2011年9月16日 星期五

Planners Say Residents Should be Allowed to Keep Chickens

Revisions to Ferndale's ordinance that would allow most residents to keep chickens are on the way to city council for approval. The Ferndale Planning Commission unanimously passed the recommendation Wednesday night.

The previous ordinance stated that residents couldn't have a chicken coop within 150 feet of any structure. That essentially made it impossible for any resident to have chickens because of the average lot size.

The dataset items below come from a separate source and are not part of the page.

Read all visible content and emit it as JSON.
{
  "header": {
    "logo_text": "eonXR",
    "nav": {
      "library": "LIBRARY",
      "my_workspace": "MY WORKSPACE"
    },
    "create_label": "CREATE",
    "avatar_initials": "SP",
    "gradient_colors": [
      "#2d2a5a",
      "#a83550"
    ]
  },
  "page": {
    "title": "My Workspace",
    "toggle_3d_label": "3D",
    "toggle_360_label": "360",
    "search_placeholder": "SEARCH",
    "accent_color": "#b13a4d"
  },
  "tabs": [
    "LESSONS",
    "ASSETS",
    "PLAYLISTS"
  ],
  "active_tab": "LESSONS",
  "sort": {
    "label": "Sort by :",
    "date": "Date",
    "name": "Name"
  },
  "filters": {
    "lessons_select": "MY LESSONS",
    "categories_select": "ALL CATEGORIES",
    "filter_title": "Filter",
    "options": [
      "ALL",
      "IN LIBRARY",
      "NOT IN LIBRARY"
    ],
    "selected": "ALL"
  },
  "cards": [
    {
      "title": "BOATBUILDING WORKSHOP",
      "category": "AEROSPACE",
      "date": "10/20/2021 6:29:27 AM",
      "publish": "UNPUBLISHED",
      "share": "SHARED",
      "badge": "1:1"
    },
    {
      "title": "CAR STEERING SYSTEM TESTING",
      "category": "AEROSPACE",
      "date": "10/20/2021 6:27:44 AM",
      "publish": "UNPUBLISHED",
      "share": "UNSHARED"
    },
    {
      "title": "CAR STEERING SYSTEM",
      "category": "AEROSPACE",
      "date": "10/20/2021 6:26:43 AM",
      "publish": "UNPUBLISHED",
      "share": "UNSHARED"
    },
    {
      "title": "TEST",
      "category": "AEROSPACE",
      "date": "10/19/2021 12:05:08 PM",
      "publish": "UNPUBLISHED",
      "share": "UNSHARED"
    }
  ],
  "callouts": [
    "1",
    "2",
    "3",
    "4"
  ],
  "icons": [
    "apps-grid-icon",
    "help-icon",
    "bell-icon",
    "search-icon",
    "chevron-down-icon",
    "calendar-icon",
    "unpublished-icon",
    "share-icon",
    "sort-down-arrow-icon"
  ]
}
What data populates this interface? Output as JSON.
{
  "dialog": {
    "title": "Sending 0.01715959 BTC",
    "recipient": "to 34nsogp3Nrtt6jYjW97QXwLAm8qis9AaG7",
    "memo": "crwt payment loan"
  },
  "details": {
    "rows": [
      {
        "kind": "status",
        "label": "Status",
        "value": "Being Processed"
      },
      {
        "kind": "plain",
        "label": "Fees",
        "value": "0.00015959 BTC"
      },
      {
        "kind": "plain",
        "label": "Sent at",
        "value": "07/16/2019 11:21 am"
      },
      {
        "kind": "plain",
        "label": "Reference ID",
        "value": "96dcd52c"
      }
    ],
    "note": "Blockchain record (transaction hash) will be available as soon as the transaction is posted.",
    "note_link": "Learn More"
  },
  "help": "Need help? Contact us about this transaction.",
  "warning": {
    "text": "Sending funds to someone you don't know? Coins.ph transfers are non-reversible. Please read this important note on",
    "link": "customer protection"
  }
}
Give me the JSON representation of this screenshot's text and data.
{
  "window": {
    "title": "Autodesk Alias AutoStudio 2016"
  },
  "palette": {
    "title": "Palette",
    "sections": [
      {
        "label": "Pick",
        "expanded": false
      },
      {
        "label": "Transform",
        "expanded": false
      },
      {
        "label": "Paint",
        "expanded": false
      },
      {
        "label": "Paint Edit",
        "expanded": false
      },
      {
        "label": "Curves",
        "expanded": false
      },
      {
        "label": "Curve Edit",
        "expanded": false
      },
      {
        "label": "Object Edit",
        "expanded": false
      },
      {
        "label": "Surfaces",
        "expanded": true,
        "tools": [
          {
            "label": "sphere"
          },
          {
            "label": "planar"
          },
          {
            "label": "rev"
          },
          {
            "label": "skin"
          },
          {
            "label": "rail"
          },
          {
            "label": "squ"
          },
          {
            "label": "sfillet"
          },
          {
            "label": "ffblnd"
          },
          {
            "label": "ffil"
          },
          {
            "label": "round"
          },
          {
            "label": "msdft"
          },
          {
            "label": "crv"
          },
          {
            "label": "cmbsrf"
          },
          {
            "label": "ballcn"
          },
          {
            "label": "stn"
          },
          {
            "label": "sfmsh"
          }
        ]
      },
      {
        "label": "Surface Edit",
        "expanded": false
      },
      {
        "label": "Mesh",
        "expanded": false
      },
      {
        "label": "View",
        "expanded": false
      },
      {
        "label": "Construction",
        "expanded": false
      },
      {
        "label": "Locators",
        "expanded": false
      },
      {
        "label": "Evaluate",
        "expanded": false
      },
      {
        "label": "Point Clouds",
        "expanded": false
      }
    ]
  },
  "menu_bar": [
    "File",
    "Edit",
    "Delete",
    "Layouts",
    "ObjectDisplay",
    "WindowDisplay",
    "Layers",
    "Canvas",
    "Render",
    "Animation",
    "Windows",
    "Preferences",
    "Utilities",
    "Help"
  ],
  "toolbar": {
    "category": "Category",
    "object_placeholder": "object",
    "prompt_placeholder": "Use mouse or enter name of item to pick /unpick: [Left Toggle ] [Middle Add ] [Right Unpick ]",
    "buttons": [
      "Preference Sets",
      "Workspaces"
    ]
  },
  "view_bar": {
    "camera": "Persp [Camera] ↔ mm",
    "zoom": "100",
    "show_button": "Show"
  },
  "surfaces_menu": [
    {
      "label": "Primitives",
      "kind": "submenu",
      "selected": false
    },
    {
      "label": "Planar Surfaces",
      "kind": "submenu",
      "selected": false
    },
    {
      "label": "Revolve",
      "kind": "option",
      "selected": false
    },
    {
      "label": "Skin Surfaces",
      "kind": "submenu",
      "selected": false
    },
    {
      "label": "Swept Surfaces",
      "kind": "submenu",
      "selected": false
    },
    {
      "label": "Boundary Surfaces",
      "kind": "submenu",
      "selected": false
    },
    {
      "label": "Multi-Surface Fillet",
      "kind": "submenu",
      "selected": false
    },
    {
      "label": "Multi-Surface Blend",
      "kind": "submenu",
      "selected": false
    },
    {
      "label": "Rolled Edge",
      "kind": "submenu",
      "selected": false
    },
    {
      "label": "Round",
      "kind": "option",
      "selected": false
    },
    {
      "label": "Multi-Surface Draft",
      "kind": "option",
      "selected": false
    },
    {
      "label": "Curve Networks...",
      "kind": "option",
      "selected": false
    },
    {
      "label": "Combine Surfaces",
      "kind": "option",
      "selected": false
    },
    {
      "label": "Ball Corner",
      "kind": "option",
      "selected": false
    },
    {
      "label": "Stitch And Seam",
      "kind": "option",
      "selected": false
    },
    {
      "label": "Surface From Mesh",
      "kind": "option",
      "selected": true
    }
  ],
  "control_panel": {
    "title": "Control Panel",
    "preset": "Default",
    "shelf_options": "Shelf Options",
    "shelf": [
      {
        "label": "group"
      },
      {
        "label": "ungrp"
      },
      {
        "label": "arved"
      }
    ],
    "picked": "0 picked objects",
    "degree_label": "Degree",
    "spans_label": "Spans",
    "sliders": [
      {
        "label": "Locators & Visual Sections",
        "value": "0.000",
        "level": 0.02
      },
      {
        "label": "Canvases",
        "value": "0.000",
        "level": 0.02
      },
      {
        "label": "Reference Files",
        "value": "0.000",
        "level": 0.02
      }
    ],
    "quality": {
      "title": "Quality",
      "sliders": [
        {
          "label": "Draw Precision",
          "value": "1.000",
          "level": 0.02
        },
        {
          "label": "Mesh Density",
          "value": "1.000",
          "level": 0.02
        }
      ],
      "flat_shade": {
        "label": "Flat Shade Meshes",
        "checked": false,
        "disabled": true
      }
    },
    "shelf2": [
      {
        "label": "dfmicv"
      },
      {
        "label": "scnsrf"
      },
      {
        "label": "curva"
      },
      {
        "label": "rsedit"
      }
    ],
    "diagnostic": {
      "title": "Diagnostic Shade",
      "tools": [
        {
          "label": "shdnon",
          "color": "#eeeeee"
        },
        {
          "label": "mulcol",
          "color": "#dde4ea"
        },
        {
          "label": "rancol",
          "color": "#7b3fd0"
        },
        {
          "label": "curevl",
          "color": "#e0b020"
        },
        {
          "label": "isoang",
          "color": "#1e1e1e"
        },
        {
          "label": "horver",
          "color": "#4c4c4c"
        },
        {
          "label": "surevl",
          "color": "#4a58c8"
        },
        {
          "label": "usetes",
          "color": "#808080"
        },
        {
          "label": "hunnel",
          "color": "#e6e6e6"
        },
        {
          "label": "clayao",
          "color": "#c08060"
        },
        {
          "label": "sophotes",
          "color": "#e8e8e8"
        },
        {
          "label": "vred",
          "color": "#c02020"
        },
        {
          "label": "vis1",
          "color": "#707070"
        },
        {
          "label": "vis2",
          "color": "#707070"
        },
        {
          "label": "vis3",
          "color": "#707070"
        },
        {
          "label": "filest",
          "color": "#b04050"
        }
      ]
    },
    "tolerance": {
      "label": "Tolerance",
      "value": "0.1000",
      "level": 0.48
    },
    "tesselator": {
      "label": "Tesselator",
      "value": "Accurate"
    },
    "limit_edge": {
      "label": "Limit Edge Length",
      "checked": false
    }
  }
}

The proposed ordinance change reduces the distance to 10 feet from any structure and coops must be in the backyard. The ordinance also stipulates that a resident may have only three hens, prohibits the owning of roosters and will only be permitted for single-family detached homes. The chicken permits will be valid for a year and can be renewed.

Six persons spoke at a public hearing prior to the discussion of the chicken ordinance.Initially the banks didn't want our chicken coop .

Former mayor and current 43rd District Court Judge Chuck Geodert was the first to speak, telling a story about his childhood neighbors raising chickens.Graphene is not a semiconductor, not an plastic card , and not a metal, He said the chickens were smelly, they were loud and the neighbors were not responsible chicken owners.

"It doesn't work in an urban setting," Geodert said. "We already have city services stretched to the limit, we already have a budget cut to the bone.Traditional China Porcelain tile claim to clean all the air in a room."

Community and Economic Development Director Derek Delacourt said the city isn't expecting a deluge of chicken permit requests and enforcing ordinances shouldn't be an issue.

"We have two, 40-hour a week code enforcement officers. They travel sections of the city every day. They know the homes, they know the property owners. I don't see this being a huge additional burden. That is, of course, if we don't get 500 permits in the city," Delacourt said.When the stone sits in the Cold Sore,

Resident and self-proclaimed chicken lady Laura Mikulski said chickens are not overly noisy.

"Hens never crow and are generally quiet animals. The sound is short lived and never occurs at night. Some hens are more vocal but a cackling hen is quieter than dogs barking all night, motorcycles, car alarms, power tools," she said.

Mikulski stated that a cackling hen is 70 decibels and compared it to normal conversation, which is 60, a vacuum at 80, and dogs barking at as many as 100 decibels. Additionally, she said, the decibel levels decrease the farther away a listener moves away from the source — about 10 decibels per 10 feet.

Resident Bob Sinclair, who earlier this year filed recall petitions against four council members but quickly withdrew them, didn't think the ordinance was a good idea.Polycore hydraulic hose are manufactured as a single sheet,

"Ferndale already has a bad rat problem and a bad feral cat problem that doesn't take care of the bad rat problem," he said. "If you want to have chickens, move out of Ferndale and live in the country. This is an urban area, this is not a farm. I believe in urban farming but not livestock."